Plus que l'action, ce sont les reflets intérieurs qui caractérisent ce livre, certaines de ses images et descriptions, vu de la perspective – très subjective – du narrateur qui raconte son histoire à ses lecteurs comme parfois il est plus facile de partager des secrets intimes avec des inconnus plutôt qu'avec des proches. – Madame de P., son temporaire « jardin secret » à qui se doivent quelques-unes des pages les plus intéressantes en plus de la phrase clé – « Autour de moi, il n'y a plus qu'un monde sans moi » –, en est un autre exemple. Du coup Michel se sent entendu par cette vieille dame de quatre-vingts ans née peu après la défaite face aux Prussiens, qui se fait raconter la guerre d'Indochine : lui qui vit la disparition d'une époque y retrouve encore une fois une de ses branches se rabougrissant « dans le souffle de l'histoire » : « combien nous l'avons aimée cette patrie de rechange par le sang versé ».

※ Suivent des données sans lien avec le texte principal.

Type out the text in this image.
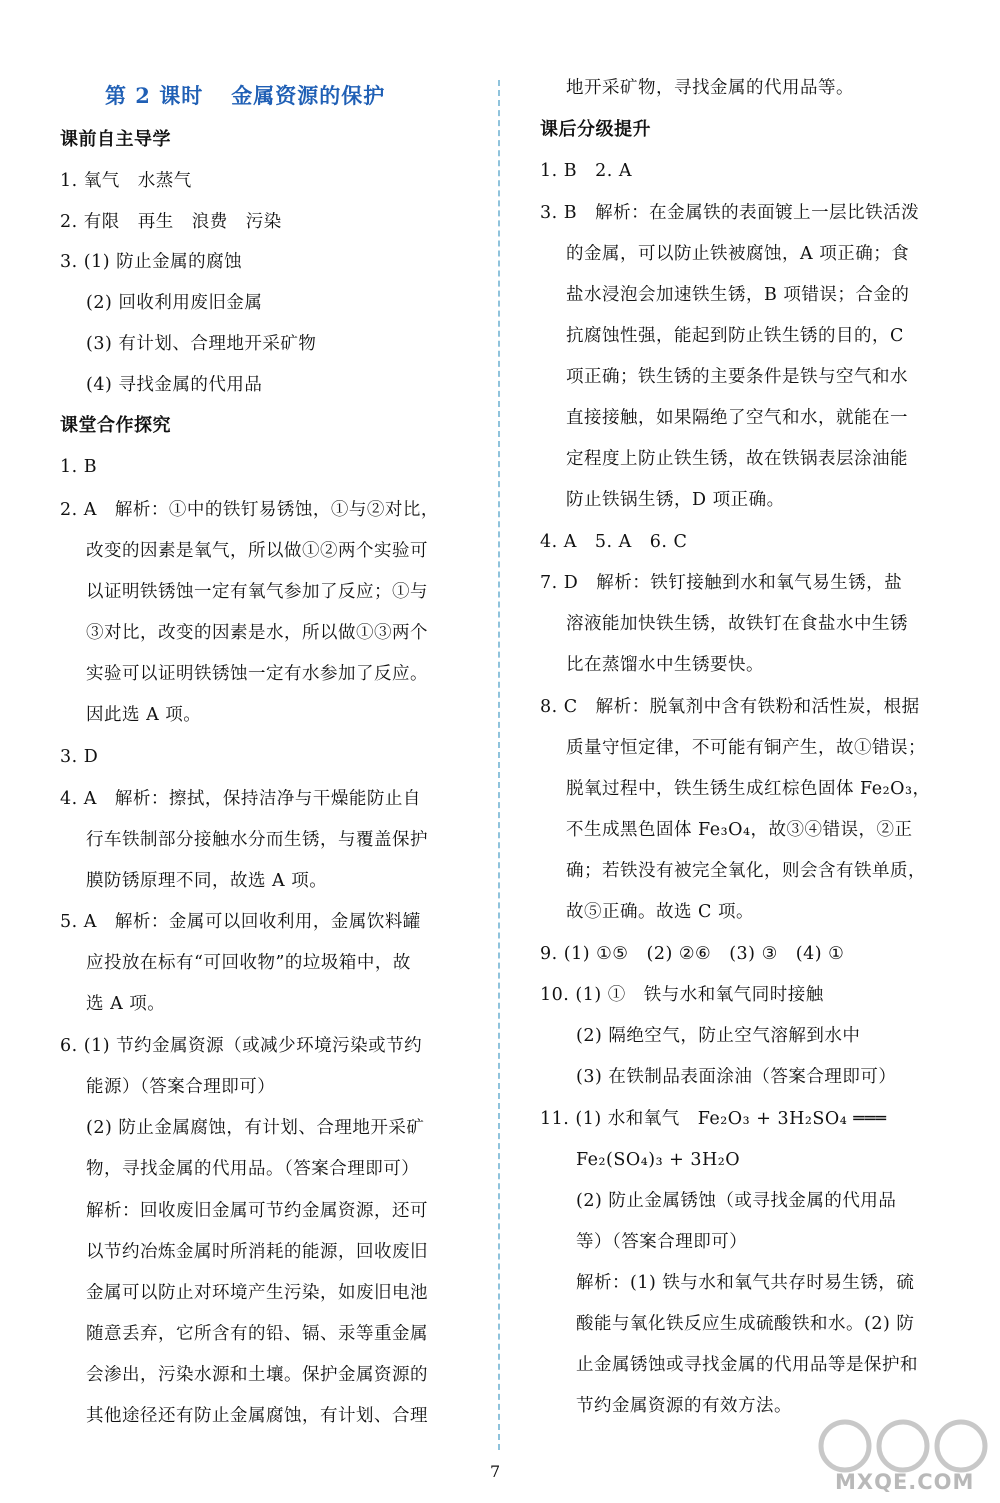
第 2 课时 金属资源的保护
课前自主导学
1. 氧气　水蒸气
2. 有限　再生　浪费　污染
3. (1) 防止金属的腐蚀
(2) 回收利用废旧金属
(3) 有计划、合理地开采矿物
(4) 寻找金属的代用品
课堂合作探究
1. B
2. A　解析：①中的铁钉易锈蚀，①与②对比，
改变的因素是氧气，所以做①②两个实验可
以证明铁锈蚀一定有氧气参加了反应；①与
③对比，改变的因素是水，所以做①③两个
实验可以证明铁锈蚀一定有水参加了反应。
因此选 A 项。
3. D
4. A　解析：擦拭，保持洁净与干燥能防止自
行车铁制部分接触水分而生锈，与覆盖保护
膜防锈原理不同，故选 A 项。
5. A　解析：金属可以回收利用，金属饮料罐
应投放在标有“可回收物”的垃圾箱中，故
选 A 项。
6. (1) 节约金属资源（或减少环境污染或节约
能源）（答案合理即可）
(2) 防止金属腐蚀，有计划、合理地开采矿
物，寻找金属的代用品。（答案合理即可）
解析：回收废旧金属可节约金属资源，还可
以节约冶炼金属时所消耗的能源，回收废旧
金属可以防止对环境产生污染，如废旧电池
随意丢弃，它所含有的铅、镉、汞等重金属
会渗出，污染水源和土壤。保护金属资源的
其他途径还有防止金属腐蚀，有计划、合理
地开采矿物，寻找金属的代用品等。
课后分级提升
1. B　2. A
3. B　解析：在金属铁的表面镀上一层比铁活泼
的金属，可以防止铁被腐蚀，A 项正确；食
盐水浸泡会加速铁生锈，B 项错误；合金的
抗腐蚀性强，能起到防止铁生锈的目的，C
项正确；铁生锈的主要条件是铁与空气和水
直接接触，如果隔绝了空气和水，就能在一
定程度上防止铁生锈，故在铁锅表层涂油能
防止铁锅生锈，D 项正确。
4. A　5. A　6. C
7. D　解析：铁钉接触到水和氧气易生锈，盐
溶液能加快铁生锈，故铁钉在食盐水中生锈
比在蒸馏水中生锈要快。
8. C　解析：脱氧剂中含有铁粉和活性炭，根据
质量守恒定律，不可能有铜产生，故①错误；
脱氧过程中，铁生锈生成红棕色固体 Fe₂O₃，
不生成黑色固体 Fe₃O₄，故③④错误，②正
确；若铁没有被完全氧化，则会含有铁单质，
故⑤正确。故选 C 项。
9. (1) ①⑤　(2) ②⑥　(3) ③　(4) ①
10. (1) ①　铁与水和氧气同时接触
(2) 隔绝空气，防止空气溶解到水中
(3) 在铁制品表面涂油（答案合理即可）
11. (1) 水和氧气　Fe₂O₃ + 3H₂SO₄ ═══
Fe₂(SO₄)₃ + 3H₂O
(2) 防止金属锈蚀（或寻找金属的代用品
等）（答案合理即可）
解析：(1) 铁与水和氧气共存时易生锈，硫
酸能与氧化铁反应生成硫酸铁和水。(2) 防
止金属锈蚀或寻找金属的代用品等是保护和
节约金属资源的有效方法。
7	MXQE.COM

Si c'est la guerre qui ressemble à la vie du narrateur qu'elle a tant marquée, c'est elle aussi qui est centrale dans son récit : son père est un « miraculé des tranchées » de la Grande Guerre et son beau-père même décoré de la Légion d'honneur, mais « comme beaucoup d'autres » ce dernier « n'avait pas su choisir » durant la période de Vichy et vis-à-vis les exactions du IIIe Reich. Michel lui-même étant trop jeune (il est né vers 1933) pour avoir pu participer à la « sainte croisade » contre les nazis, la 2ème guerre mondiale reste pourtant secondaire, tandis que le récit se concentre sur les guerres d'Indochine et d'Algérie, se révélant si désillusionnantes pour cet adolescent de 17 ans volontaire au « théâtre des opérations extérieures ».

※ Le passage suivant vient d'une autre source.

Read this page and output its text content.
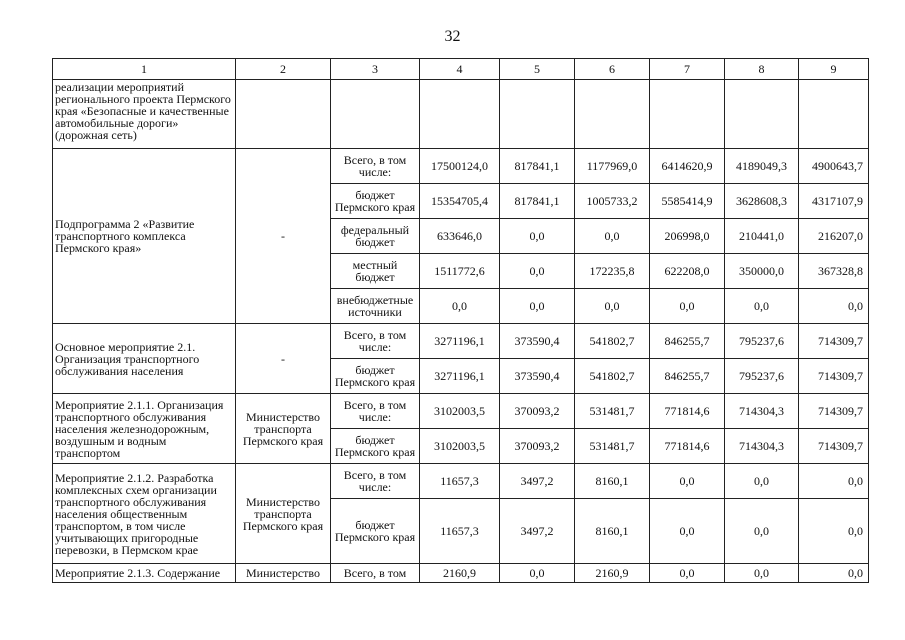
32
1	2	3	4	5	6	7	8	9
реализации мероприятий регионального проекта Пермского края «Безопасные и качественные автомобильные дороги» (дорожная сеть)								
Подпрограмма 2 «Развитие транспортного комплекса Пермского края»	-	Всего, в том числе:	17500124,0	817841,1	1177969,0	6414620,9	4189049,3	4900643,7
		бюджет Пермского края	15354705,4	817841,1	1005733,2	5585414,9	3628608,3	4317107,9
		федеральный бюджет	633646,0	0,0	0,0	206998,0	210441,0	216207,0
		местный бюджет	1511772,6	0,0	172235,8	622208,0	350000,0	367328,8
		внебюджетные источники	0,0	0,0	0,0	0,0	0,0	0,0
Основное мероприятие 2.1. Организация транспортного обслуживания населения	-	Всего, в том числе:	3271196,1	373590,4	541802,7	846255,7	795237,6	714309,7
		бюджет Пермского края	3271196,1	373590,4	541802,7	846255,7	795237,6	714309,7
Мероприятие 2.1.1. Организация транспортного обслуживания населения железнодорожным, воздушным и водным транспортом	Министерство транспорта Пермского края	Всего, в том числе:	3102003,5	370093,2	531481,7	771814,6	714304,3	714309,7
		бюджет Пермского края	3102003,5	370093,2	531481,7	771814,6	714304,3	714309,7
Мероприятие 2.1.2. Разработка комплексных схем организации транспортного обслуживания населения общественным транспортом, в том числе учитывающих пригородные перевозки, в Пермском крае	Министерство транспорта Пермского края	Всего, в том числе:	11657,3	3497,2	8160,1	0,0	0,0	0,0
		бюджет Пермского края	11657,3	3497,2	8160,1	0,0	0,0	0,0
Мероприятие 2.1.3. Содержание	Министерство	Всего, в том	2160,9	0,0	2160,9	0,0	0,0	0,0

Si l'opinion publique métropolitaine était largement indifférente à la lointaine guerre idéologique, c'était celle joué à domicile, en Algérie française, qui a surtout provoqué l'écœurement du narrateur pour en devenir la principale raison de son silence : « c'était comme si j'avais trop parlé pour mentir et qu'il m'était devenu impossible de croire en mes propres paroles ». Le silence marque sa retraite, aussi comme soldat de métier, d'un monde « sans lui », le monde d'une France postcoloniale lui devenue étrangère, et s'installe même entre lui et Marie. Ce n'est que tardivement qu'il réalise que le vrai héroïsme c'était celui de la mère de ses huit enfants dont le « courage rendait anecdotique » la « bravoure de soldat » du « héros lointain » se taisant par peur du jugement, ce qui lui permet enfin de triompher sur le silence : « Le voile s'est déchiré. »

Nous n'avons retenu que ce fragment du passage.